A câmara algarvia referiu que o documento agora aprovado faz um “diagnóstico atualizado das carências habitacionais do concelho” e estimou que as “soluções habitacionais” necessárias “representam um investimento de aproximadamente 19,2 milhões de euros, sendo 18 milhões de euros respeitantes a soluções a implementar pelo município e 1,2 milhões de euros destinados a beneficiários diretos”.

A mesma fonte esclareceu que os beneficiários diretos são “famílias detentoras de habitação própria e permanente, mas sem condição económica para realizar as obras de reabilitação necessárias”.

“Com base nos pedidos de habitação registados na câmara, na população sem-abrigo identificada pela Rede Social de Lagos e no levantamento de habitações municipais a necessitar de reparações, o diagnóstico revelou existir um universo de 399 agregados (correspondente a 851 pessoas) a viver em condições indignas e, como tal, elegíveis aos apoios no âmbito do Programa 1.º Direito”, quantificou a autarquia algarvia. 

A Câmara Municipal de Lagos observou que “as carências mais expressivas” reportadas dizem respeito a casos de “precariedade” de “pessoas sem-abrigo, vítimas de violência doméstica, famílias com ordem de despejo, ações judiciais e situações de partilha ou cedência de habitação com/de familiares e amigos”. 

“Estão nesta condição 198 agregados. Com semelhante peso (176 situações) surgem os agregados a viver em condições de insalubridade e insegurança devido ao estado de degradação das habitações, estando igualmente considerados neste critério os agregados a viver em habitações sociais que necessitam de reparações. As situações de sobrelotação e de inadequação identificadas correspondem, respetivamente, a 20 e a 5 agregados”, elencou o município.

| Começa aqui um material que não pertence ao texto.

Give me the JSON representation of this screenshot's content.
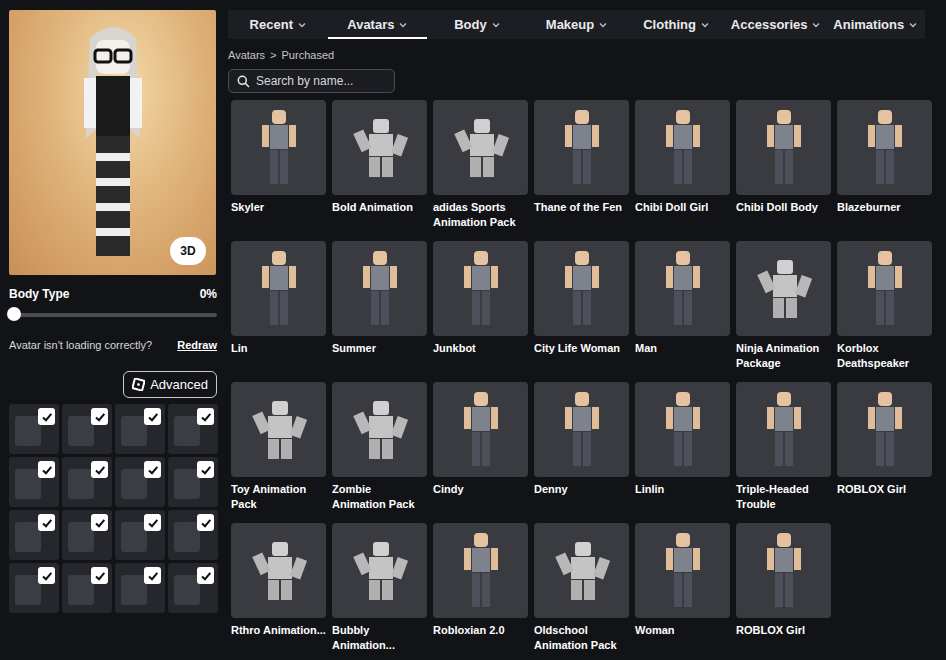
{
  "preview": {
    "view_button": "3D"
  },
  "body_type": {
    "label": "Body Type",
    "reading": "0%",
    "level": 0
  },
  "loading_help": {
    "text": "Avatar isn't loading correctly?",
    "link": "Redraw"
  },
  "advanced_button": {
    "label": "Advanced"
  },
  "worn_items": [
    {
      "checked": true
    },
    {
      "checked": true
    },
    {
      "checked": true
    },
    {
      "checked": true
    },
    {
      "checked": true
    },
    {
      "checked": true
    },
    {
      "checked": true
    },
    {
      "checked": true
    },
    {
      "checked": true
    },
    {
      "checked": true
    },
    {
      "checked": true
    },
    {
      "checked": true
    },
    {
      "checked": true
    },
    {
      "checked": true
    },
    {
      "checked": true
    },
    {
      "checked": true
    }
  ],
  "tabs": [
    {
      "label": "Recent",
      "selected": false
    },
    {
      "label": "Avatars",
      "selected": true
    },
    {
      "label": "Body",
      "selected": false
    },
    {
      "label": "Makeup",
      "selected": false
    },
    {
      "label": "Clothing",
      "selected": false
    },
    {
      "label": "Accessories",
      "selected": false
    },
    {
      "label": "Animations",
      "selected": false
    }
  ],
  "breadcrumb": [
    "Avatars",
    ">",
    "Purchased"
  ],
  "search": {
    "placeholder": "Search by name..."
  },
  "items": [
    {
      "name": "Skyler",
      "kind": "character"
    },
    {
      "name": "Bold Animation",
      "kind": "animation"
    },
    {
      "name": "adidas Sports Animation Pack",
      "kind": "animation"
    },
    {
      "name": "Thane of the Fen",
      "kind": "character"
    },
    {
      "name": "Chibi Doll Girl",
      "kind": "character"
    },
    {
      "name": "Chibi Doll Body",
      "kind": "character"
    },
    {
      "name": "Blazeburner",
      "kind": "character"
    },
    {
      "name": "Lin",
      "kind": "character"
    },
    {
      "name": "Summer",
      "kind": "character"
    },
    {
      "name": "Junkbot",
      "kind": "character"
    },
    {
      "name": "City Life Woman",
      "kind": "character"
    },
    {
      "name": "Man",
      "kind": "character"
    },
    {
      "name": "Ninja Animation Package",
      "kind": "animation"
    },
    {
      "name": "Korblox Deathspeaker",
      "kind": "character"
    },
    {
      "name": "Toy Animation Pack",
      "kind": "animation"
    },
    {
      "name": "Zombie Animation Pack",
      "kind": "animation"
    },
    {
      "name": "Cindy",
      "kind": "character"
    },
    {
      "name": "Denny",
      "kind": "character"
    },
    {
      "name": "Linlin",
      "kind": "character"
    },
    {
      "name": "Triple-Headed Trouble",
      "kind": "character"
    },
    {
      "name": "ROBLOX Girl",
      "kind": "character"
    },
    {
      "name": "Rthro Animation...",
      "kind": "animation"
    },
    {
      "name": "Bubbly Animation...",
      "kind": "animation"
    },
    {
      "name": "Robloxian 2.0",
      "kind": "character"
    },
    {
      "name": "Oldschool Animation Pack",
      "kind": "animation"
    },
    {
      "name": "Woman",
      "kind": "character"
    },
    {
      "name": "ROBLOX Girl",
      "kind": "character"
    }
  ]
}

As opções de apoio referenciadas para estas famílias “são distintas” e estabelecem como “prioridades” a “construção de novos empreendimentos para arrendamento (que dará resposta a 153 agregados)” e a “reabilitação de fogos municipais (beneficiando uma população de 148 agregados)”, hierarquizou o município.

A autarquia revelou ter também prevista a “reabilitação de um imóvel destinado à instalação de um Centro de Acolhimento Temporário (resposta preferencial para a população sem-abrigo)” e a “reabilitação de habitação própria permanente (uma linha de apoio aos beneficiários diretos que dará resposta a 60 agregados)”. 

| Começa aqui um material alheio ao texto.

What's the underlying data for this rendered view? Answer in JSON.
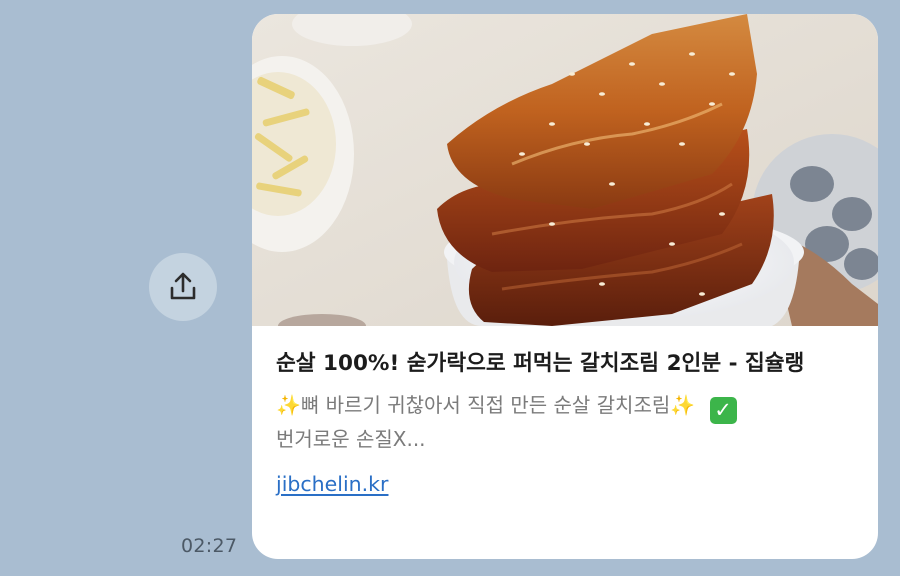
{
  "message": {
    "time": "02:27",
    "share_icon": "share-upload-icon",
    "link_card": {
      "image_alt": "양념 갈치조림을 쌓아 올린 밥 그릇",
      "title": "순살 100%! 숟가락으로 퍼먹는 갈치조림 2인분 - 집슐랭",
      "desc_text": "✨뼈 바르기 귀찮아서 직접 만든 순살 갈치조림✨ ",
      "desc_check": "✓",
      "desc_cont": "번거로운 손질X...",
      "url": "jibchelin.kr"
    }
  },
  "colors": {
    "chat_background": "#a9bdd1",
    "card_background": "#ffffff",
    "link": "#2a6fc6",
    "check_badge": "#3cb54a"
  }
}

“Como segunda e terceira prioridades aparecem a construção de uma unidade residencial para cohousing (com capacidade para dez agregados) e a possibilidade de arrendamento de fogos para subarrendamento (que será a solução para oito famílias)”, acrescenta.

A aprovação em sessão da câmara da “Estratégia Local de Habitação” tem agora de ser ratificada pela Assembleia Municipal, que tem a próxima sessão marcada para segunda-feira, acrescentou o município.